The topic is politically sensitive. A U.S. move to limit NATO's role in the south, where the alliance has taken its heaviest casualties over the past two years, could be seen by the allies as implying U.S. superiority. It could be seen in the same light as Gates' comments to the Los Angeles Times in January about the NATO allies not being as well trained as US forces to fight an insurgency. Those remarks were seen in some European capitals as a slap, which Gates said was not his intent.
A new twist may be added with Bush's decision to nominate Gen. David Petraeus, the top U.S. commander in Iraq, to head Central Command, which is responsible not only for U.S. operations in Iraq but also Afghanistan. Petraeus will have a chance to air his views on the troop-command issue in the south when he testifies at his Senate confirmation hearing, possibly before the end of May.

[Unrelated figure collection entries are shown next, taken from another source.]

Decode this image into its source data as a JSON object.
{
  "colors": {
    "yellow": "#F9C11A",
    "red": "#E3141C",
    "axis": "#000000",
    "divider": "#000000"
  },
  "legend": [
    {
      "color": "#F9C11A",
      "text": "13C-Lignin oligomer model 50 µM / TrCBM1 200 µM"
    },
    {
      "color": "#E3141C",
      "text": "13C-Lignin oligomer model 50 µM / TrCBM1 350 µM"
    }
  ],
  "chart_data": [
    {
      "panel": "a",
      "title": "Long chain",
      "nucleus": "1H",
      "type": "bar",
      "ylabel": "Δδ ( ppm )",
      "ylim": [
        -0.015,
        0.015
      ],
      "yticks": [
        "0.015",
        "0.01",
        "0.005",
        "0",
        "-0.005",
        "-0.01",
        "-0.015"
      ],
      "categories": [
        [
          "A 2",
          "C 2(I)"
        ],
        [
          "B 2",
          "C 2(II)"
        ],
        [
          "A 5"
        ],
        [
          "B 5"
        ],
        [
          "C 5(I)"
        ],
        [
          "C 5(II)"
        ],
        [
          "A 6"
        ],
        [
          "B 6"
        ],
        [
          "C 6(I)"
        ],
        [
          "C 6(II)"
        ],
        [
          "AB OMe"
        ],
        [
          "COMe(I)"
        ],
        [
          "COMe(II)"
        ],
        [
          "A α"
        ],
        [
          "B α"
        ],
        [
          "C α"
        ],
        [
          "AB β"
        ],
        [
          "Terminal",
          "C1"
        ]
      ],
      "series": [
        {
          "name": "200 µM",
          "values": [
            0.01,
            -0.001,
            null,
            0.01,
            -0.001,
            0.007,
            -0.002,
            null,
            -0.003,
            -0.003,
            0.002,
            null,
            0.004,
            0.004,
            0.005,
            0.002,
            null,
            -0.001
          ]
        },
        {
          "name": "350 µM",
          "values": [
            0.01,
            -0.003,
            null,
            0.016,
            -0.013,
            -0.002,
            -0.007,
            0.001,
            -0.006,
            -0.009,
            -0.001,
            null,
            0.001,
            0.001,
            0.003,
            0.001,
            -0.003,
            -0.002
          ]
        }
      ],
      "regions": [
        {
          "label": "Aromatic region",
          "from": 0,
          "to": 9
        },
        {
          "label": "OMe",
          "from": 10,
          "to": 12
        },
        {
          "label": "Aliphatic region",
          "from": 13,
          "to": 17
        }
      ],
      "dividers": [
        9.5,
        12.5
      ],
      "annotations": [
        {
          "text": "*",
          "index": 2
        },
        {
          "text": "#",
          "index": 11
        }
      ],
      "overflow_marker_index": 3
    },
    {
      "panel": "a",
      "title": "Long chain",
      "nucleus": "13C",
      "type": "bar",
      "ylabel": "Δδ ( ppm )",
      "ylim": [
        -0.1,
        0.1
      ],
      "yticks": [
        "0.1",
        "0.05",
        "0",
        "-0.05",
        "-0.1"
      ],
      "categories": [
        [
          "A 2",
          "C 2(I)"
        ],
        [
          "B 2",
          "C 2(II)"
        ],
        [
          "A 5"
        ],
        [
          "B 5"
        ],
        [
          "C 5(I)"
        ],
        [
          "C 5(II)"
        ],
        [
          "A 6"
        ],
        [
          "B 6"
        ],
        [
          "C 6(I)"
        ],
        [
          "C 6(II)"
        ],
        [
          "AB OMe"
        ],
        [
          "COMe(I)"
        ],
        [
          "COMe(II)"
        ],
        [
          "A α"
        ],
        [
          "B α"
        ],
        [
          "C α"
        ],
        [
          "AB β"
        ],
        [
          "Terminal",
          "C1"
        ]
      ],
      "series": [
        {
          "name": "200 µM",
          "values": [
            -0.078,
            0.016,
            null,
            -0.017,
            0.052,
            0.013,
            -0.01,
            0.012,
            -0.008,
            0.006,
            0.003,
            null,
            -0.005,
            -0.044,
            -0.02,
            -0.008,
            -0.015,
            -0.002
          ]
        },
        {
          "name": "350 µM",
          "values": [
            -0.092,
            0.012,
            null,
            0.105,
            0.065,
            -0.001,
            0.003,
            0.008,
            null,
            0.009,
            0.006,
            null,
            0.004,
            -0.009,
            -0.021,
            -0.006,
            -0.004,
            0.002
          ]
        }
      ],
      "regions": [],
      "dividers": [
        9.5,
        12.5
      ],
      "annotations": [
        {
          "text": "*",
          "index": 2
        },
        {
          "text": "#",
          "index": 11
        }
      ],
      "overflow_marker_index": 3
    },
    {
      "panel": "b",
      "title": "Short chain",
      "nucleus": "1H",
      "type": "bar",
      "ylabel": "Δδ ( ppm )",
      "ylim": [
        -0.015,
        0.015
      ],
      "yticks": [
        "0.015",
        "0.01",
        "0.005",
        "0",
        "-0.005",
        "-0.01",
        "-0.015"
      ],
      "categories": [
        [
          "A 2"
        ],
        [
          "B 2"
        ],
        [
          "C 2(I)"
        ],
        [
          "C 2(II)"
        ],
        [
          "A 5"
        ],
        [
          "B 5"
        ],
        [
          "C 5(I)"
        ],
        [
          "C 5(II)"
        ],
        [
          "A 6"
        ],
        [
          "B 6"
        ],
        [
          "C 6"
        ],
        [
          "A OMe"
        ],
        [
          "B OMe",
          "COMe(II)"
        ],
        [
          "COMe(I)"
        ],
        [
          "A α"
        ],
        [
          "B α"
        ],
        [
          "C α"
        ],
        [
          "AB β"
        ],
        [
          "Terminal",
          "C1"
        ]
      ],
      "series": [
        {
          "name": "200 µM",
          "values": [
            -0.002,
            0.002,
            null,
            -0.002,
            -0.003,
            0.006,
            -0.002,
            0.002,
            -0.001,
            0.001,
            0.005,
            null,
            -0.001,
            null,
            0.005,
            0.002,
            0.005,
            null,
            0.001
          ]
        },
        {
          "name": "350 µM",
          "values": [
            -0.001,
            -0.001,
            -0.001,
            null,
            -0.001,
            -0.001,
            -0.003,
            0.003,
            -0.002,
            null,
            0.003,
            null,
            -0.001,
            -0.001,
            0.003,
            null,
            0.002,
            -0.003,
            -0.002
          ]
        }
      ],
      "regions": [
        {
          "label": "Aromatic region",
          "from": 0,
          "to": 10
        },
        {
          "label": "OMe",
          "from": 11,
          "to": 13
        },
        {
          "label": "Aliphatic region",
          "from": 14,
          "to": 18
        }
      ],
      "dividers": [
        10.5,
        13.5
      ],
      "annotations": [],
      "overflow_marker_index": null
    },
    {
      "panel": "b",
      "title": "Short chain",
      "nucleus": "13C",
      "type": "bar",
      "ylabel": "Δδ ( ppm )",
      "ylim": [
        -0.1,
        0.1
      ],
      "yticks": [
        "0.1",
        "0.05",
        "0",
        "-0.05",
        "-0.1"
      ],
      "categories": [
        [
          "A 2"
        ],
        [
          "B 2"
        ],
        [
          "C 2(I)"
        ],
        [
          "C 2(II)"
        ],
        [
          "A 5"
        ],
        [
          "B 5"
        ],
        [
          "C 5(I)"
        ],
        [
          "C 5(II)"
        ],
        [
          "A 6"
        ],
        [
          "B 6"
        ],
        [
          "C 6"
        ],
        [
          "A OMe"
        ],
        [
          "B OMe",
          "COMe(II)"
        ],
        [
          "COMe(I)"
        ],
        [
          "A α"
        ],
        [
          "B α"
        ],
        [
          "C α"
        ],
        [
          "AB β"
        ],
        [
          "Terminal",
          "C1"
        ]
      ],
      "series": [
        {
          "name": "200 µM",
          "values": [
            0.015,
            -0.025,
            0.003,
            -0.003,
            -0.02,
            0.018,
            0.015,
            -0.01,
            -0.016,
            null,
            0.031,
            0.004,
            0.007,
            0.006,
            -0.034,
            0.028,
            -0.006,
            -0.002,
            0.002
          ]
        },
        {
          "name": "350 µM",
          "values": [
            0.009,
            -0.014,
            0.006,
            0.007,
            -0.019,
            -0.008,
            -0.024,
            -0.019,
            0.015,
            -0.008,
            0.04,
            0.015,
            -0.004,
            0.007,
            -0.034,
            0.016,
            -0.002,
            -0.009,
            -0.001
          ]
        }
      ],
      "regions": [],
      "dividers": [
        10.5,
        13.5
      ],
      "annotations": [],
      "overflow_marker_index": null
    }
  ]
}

David Barno, a retired Army lieutenant general who commanded US forces in Afghanistan from October 2003 to May 2005, says the U.S. command structure is not being used to its full potential. He said in congressional testimony April 2 that the U.S. two-star headquarters at Bagram air base north of Kabul, the capital, is capable of "a broad counterinsurgency fight all across southern Afghanistan."
In an interview Monday, Barno said the Europeans did not get what they expected when NATO agreed to extend its reach in 2006 from the less-volatile north and west into the south, where it looked then like a mission focused more on economic reconstruction and humanitarian aid than on combat.
"NATO came into Afghanistan under one set of expectations and now is faced with a very different reality, and that's not playing well politically at home -- not terribly well with many of the governments but even less well with the populations in many countries," Barno said.
Among the NATO nations fighting in the south are Canada, Britain, the Netherlands and Denmark. A Canadian general is commander of the southern region now and he is scheduled to be replaced by a Dutch general later this year, part of a rotational pattern that Barno and some senior Pentagon officials believe gives the commander and his staff too little time on the ground to be fully effective.